- Color of berry skin: Pink
- Species: Vitis vinifera
- Origin: Albania
- Notable regions: Skrapar
- Notable wines: Rosé wine
- Formation of seeds: Seeded

= Birvol =

Albanian grape variety

Birvol (definiteness 'Birvoli') is a rare pink grape variety indigenous to the Berat region of south-central Albania. Thought to originate from Kapinovë, it is cultivated on a limited scale in the village of Fushë-Peshtan, where vineyards are planted at elevations of 500–700 m (1,640–2,300 ft), on the slopes of Mount Tomorr. The variety is noted for its pinkish skin and distinctive orange-hued flesh, characteristics that contribute to its unusual wine profile.

==Ampelography==
Birvol is used mainly for the production of dry rosé wines. These wines typically range from pale pink to light ruby in color and show aromas of cherry, plum, wild berries and delicate flowers, with occasional notes of peach, herbs and light smoke. They are light- to medium-bodied, with a soft texture and lively acidity. Low tannin levels contribute to a smooth palate, while the finish is moderately persistent, with lingering red-fruit and floral notes.

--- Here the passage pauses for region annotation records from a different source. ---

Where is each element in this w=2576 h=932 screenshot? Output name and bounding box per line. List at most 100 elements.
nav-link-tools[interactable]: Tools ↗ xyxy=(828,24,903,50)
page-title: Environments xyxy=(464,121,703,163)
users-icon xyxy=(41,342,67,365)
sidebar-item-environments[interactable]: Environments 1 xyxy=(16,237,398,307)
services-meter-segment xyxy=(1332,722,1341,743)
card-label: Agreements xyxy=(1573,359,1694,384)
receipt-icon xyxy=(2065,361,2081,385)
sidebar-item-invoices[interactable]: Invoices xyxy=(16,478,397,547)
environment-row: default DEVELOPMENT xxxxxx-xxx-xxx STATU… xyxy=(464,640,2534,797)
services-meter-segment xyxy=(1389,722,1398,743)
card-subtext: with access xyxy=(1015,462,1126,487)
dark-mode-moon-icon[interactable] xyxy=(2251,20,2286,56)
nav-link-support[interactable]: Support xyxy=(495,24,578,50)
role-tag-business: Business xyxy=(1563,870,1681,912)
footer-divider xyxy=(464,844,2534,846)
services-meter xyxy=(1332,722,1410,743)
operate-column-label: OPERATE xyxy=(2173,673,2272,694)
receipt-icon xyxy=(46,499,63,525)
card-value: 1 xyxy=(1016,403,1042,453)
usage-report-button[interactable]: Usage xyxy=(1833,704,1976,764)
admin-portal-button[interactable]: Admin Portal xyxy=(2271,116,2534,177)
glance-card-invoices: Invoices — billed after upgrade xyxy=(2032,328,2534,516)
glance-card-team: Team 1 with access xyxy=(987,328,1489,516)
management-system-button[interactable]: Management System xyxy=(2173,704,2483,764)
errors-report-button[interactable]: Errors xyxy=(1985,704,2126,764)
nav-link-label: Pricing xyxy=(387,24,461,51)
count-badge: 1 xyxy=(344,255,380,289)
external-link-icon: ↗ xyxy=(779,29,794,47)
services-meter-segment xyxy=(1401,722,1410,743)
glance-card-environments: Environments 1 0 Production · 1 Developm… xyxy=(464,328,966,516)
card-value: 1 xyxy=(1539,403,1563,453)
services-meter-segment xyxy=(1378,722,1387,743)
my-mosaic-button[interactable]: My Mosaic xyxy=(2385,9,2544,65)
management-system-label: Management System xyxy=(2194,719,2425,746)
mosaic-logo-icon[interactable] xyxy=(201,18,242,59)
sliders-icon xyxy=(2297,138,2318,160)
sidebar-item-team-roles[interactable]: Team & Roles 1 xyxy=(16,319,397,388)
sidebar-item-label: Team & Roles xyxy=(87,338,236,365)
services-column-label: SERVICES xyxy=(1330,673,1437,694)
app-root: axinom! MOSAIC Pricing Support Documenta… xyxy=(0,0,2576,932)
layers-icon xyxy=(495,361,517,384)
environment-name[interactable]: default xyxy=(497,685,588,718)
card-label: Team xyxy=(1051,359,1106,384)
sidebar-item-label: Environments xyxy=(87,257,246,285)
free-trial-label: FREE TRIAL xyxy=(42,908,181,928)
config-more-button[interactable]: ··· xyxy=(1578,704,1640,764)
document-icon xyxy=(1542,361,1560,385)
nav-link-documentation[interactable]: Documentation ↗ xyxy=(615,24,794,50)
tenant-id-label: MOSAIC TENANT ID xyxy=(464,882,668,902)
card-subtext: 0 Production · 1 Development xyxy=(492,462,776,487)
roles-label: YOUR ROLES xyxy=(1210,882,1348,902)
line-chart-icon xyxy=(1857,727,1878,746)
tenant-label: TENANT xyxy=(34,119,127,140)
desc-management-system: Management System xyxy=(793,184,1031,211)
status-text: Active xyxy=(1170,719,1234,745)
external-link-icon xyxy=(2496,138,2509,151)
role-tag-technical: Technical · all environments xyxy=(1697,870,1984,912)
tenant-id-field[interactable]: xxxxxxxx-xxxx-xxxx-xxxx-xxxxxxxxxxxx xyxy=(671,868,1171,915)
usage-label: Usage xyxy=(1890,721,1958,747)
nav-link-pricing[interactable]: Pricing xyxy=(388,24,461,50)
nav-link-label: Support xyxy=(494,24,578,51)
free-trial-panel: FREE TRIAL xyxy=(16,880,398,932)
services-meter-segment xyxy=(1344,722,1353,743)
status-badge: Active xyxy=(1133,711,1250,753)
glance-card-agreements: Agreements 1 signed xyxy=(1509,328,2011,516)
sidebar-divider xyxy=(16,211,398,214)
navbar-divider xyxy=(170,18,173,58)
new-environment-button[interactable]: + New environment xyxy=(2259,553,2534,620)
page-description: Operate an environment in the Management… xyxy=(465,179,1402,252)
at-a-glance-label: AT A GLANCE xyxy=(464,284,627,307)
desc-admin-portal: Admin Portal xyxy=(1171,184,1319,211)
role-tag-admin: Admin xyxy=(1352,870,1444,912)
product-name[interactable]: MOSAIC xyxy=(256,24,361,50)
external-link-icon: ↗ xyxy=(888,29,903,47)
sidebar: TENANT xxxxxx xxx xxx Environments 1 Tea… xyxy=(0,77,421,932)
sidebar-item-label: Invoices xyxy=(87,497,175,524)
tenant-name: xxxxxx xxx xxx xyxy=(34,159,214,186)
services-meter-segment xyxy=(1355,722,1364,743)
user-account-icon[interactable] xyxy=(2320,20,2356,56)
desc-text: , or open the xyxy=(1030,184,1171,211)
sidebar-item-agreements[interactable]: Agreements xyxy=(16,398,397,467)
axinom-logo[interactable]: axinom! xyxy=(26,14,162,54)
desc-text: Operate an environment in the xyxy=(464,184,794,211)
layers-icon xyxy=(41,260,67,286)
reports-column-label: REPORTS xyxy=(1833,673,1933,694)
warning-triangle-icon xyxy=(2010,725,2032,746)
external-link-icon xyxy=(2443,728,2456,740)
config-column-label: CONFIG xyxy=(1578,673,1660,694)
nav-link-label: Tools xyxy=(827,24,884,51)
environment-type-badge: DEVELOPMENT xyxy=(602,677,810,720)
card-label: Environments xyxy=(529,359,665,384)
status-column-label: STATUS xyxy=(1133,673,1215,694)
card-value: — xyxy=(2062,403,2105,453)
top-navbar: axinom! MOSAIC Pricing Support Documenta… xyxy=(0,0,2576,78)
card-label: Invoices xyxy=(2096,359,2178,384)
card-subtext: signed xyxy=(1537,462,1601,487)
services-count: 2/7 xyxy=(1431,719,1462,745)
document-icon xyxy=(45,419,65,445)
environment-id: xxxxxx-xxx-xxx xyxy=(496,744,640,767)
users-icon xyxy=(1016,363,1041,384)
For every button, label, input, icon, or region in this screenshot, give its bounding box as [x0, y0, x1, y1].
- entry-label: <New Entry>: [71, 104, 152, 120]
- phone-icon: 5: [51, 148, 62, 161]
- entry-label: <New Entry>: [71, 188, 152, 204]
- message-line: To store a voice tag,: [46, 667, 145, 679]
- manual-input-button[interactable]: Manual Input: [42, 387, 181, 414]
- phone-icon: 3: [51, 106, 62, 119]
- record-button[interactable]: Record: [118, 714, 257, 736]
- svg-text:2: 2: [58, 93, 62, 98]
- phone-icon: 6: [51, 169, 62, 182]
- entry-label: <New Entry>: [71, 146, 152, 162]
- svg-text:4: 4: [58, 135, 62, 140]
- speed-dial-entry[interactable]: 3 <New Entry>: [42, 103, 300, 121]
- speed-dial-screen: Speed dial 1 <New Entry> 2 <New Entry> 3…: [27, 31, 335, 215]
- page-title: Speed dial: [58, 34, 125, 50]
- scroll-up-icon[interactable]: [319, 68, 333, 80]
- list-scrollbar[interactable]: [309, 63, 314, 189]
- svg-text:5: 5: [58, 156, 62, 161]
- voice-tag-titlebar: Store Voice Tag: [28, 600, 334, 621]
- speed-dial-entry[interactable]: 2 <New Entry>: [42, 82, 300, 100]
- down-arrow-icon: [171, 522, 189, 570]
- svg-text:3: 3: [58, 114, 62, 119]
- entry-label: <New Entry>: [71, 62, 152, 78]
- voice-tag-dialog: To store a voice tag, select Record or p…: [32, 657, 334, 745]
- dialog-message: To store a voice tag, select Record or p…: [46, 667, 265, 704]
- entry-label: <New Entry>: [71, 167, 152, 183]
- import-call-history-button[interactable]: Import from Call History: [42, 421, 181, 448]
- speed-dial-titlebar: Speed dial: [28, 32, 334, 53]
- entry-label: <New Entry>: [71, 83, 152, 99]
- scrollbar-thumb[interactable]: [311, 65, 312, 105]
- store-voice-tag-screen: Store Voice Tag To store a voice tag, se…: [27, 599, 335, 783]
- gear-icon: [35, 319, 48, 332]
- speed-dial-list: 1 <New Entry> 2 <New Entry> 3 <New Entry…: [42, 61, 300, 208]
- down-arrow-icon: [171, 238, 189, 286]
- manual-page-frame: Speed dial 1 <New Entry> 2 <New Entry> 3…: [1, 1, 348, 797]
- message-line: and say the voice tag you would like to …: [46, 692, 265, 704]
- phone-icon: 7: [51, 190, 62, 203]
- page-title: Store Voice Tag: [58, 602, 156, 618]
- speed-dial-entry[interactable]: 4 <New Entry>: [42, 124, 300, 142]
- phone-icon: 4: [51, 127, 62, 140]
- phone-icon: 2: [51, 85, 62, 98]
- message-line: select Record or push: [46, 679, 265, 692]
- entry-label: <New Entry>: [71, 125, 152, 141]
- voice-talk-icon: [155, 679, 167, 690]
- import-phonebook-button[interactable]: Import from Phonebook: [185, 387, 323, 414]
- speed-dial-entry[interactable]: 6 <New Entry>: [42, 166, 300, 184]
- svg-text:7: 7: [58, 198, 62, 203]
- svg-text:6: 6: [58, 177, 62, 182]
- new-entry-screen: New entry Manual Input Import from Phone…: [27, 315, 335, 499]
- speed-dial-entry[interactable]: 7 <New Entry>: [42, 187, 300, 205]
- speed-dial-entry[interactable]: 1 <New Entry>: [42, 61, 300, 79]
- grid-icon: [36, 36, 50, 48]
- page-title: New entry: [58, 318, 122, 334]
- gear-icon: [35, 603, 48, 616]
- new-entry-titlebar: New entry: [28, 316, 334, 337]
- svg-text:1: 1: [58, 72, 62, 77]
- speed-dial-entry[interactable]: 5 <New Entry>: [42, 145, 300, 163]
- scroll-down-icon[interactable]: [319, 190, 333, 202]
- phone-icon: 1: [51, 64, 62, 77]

Birvol rosé is commonly paired with Mediterranean dishes such as grilled fish, shellfish, poultry, salads and mild cheeses.

==Distribution==
Cultivation of Birvol remains limited and largely confined to its traditional growing area around Leshnjë. Kantina Pupa is among the few wineries in the country presently cultivating and producing wine from this grape variety.